The technical desk at Plazo Sullivan Roche Capital teaches that FVGs are less about prediction and more about understanding how algorithmic order books rebalance themselves.
The Science Behind Fair Value Gaps
An FVG represents an inefficiency—an area where price moved too fast for opposing traders to fill orders.
Why FVGs Matter
For traders aligned with the methodologies used inside Plazo Sullivan Roche Capital, these retests become ideal trade entry zones.
The FVG Trading Model Used by Elite Traders
Look for Strong Institutional Moves
Before an FVG matters, there must be displacement—strong, directional movement marked by high volume or momentum.
2. Mark the Gap
Highlight the zone between the prior candle’s high and the next candle’s low (or vice versa).
3. Wait for the Retracement
The best entries occur when price revisits the FVG, taps into it, and shows signs of rejection or continuation.
4. Align With Market Structure
An FVG entry aligned with higher-timeframe direction is exponentially more effective.
Imbalances Work Both Ways
Marking both bullish and bearish gaps creates natural take-profit levels.

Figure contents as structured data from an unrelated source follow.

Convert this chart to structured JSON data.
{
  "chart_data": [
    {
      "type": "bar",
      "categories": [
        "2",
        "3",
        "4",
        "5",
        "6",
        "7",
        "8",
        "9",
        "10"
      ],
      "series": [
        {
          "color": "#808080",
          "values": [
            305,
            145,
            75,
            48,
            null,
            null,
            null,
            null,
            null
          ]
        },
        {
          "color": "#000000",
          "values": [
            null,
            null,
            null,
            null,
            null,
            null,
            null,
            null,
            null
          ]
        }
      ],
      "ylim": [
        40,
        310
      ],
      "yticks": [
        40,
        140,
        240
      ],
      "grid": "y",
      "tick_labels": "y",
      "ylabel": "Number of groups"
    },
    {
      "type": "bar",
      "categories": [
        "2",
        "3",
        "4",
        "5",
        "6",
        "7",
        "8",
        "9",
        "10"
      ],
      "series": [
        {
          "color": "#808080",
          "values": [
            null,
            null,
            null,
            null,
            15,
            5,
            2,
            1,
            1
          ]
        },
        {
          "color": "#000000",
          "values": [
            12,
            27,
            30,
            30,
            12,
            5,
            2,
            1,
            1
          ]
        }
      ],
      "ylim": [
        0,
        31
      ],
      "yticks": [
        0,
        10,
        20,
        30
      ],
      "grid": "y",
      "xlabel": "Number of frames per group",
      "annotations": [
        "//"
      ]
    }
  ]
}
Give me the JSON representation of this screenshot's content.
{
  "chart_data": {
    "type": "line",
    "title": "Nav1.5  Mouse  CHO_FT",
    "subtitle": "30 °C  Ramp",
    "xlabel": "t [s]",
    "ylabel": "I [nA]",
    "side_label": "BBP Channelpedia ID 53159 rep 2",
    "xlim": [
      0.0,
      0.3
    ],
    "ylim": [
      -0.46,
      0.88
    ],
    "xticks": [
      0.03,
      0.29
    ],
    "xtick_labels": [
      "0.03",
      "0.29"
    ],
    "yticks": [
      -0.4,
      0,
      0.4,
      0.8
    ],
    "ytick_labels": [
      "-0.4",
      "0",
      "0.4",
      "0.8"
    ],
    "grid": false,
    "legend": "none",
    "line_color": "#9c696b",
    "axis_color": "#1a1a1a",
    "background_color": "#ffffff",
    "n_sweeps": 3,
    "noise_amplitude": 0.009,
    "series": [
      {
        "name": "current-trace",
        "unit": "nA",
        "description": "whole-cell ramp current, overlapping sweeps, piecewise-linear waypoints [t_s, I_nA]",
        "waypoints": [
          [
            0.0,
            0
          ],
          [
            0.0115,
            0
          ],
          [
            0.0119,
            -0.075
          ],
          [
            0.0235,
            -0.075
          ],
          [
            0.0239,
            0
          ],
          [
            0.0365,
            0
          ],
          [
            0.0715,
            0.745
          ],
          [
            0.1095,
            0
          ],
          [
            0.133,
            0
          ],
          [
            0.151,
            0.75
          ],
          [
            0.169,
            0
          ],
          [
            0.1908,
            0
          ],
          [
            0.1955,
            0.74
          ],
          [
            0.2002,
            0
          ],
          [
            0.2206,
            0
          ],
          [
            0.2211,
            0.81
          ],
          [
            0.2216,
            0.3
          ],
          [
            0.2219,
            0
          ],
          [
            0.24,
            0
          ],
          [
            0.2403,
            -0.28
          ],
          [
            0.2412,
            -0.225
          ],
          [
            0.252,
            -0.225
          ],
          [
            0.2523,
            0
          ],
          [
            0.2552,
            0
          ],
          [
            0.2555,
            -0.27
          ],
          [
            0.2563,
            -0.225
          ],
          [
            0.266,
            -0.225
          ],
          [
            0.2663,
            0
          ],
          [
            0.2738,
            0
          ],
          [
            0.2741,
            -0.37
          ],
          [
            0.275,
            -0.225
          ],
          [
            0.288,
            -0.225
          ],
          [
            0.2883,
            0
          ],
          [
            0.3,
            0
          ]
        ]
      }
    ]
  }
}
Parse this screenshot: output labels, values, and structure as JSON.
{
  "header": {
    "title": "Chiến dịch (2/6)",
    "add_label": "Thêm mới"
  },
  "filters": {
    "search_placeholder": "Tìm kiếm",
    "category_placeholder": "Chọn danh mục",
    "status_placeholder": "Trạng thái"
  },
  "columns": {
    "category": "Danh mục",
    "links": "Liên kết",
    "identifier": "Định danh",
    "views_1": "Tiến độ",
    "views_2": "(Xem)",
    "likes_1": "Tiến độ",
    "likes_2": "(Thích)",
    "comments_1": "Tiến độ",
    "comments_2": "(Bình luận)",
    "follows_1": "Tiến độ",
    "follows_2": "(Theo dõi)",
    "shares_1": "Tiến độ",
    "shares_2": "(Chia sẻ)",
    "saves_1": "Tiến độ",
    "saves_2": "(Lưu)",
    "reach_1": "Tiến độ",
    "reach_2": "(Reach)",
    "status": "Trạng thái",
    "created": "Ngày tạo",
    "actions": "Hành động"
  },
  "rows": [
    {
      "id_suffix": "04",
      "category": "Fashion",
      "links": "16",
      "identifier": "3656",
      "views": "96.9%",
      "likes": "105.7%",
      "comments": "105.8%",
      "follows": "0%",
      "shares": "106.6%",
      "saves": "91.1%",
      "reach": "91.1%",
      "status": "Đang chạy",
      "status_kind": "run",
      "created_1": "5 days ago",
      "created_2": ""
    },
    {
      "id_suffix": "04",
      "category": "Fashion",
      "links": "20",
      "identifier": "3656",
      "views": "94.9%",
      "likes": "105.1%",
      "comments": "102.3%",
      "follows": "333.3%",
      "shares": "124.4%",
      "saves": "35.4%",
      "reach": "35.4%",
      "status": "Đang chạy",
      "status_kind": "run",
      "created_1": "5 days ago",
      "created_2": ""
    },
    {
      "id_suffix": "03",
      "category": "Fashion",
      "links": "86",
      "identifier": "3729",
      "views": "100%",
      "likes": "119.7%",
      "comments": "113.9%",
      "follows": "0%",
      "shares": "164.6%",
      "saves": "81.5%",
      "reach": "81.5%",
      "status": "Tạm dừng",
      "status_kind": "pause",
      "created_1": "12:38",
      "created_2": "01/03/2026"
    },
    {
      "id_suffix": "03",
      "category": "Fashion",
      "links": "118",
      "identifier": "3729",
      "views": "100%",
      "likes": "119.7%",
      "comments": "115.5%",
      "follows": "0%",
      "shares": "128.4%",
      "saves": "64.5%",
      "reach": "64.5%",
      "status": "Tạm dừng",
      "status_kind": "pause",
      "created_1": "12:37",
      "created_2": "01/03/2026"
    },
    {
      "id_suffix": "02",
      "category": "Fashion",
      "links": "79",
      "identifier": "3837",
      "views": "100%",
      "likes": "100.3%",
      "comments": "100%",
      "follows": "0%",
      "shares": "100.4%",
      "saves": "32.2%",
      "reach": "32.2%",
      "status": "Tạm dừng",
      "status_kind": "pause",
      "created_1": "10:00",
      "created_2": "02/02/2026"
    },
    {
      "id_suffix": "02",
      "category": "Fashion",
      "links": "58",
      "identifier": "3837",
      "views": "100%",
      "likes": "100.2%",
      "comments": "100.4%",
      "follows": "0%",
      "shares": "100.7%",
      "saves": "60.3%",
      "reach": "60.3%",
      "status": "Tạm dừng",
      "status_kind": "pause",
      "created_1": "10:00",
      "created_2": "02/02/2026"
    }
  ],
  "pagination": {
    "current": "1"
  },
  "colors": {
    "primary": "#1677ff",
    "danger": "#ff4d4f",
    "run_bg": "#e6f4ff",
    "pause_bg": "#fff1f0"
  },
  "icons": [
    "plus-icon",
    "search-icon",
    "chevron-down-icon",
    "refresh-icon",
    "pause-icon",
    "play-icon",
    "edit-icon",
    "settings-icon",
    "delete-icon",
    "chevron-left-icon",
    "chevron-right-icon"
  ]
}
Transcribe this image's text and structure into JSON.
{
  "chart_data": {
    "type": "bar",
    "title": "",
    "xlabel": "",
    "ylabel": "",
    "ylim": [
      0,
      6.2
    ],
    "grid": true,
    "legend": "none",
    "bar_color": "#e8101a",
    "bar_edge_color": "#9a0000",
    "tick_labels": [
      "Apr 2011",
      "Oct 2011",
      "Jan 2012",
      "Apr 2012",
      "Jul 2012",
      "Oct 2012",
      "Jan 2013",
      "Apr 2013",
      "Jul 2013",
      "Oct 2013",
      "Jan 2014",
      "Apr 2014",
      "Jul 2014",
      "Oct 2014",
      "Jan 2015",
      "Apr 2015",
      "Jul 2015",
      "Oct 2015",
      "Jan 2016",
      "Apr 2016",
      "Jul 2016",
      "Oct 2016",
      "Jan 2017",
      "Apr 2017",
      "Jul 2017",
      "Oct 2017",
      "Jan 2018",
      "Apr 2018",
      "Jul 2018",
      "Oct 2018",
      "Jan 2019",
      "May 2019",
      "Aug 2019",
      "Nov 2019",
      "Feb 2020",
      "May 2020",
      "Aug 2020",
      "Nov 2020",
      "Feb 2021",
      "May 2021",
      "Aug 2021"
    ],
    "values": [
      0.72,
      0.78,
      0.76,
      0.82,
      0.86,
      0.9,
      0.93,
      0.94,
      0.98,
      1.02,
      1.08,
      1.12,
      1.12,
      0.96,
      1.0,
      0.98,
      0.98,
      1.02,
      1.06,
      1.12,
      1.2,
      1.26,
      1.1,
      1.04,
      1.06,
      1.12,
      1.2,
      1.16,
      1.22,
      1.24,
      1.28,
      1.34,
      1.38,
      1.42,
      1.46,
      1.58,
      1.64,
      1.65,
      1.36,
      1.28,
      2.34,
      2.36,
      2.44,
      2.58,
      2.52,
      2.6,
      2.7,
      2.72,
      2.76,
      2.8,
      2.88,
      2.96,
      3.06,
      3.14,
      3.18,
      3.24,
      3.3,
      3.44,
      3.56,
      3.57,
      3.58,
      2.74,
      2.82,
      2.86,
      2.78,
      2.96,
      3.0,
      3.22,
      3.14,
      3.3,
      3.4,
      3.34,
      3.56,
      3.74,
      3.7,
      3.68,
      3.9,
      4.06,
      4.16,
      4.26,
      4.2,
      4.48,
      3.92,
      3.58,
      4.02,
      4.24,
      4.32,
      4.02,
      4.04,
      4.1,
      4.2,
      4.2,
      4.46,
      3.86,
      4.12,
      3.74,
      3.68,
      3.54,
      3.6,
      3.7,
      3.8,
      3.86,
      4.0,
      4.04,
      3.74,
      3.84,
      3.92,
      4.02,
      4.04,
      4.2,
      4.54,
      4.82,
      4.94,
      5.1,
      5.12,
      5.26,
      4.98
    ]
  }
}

The Institutional Edge FVGs Provide
They reveal where institutional orders entered, where they left inefficiencies, and where price is likely to return.
Combine FVG logic with market structure, liquidity pools, and volume confirmation, and you have one of the strongest frameworks available to retail here traders today—one that aligns perfectly with the advanced methodologies taught inside Plazo Sullivan Roche Capital.
FVGs aren’t signals—they’re context.
And once you learn their language, the market starts to speak back.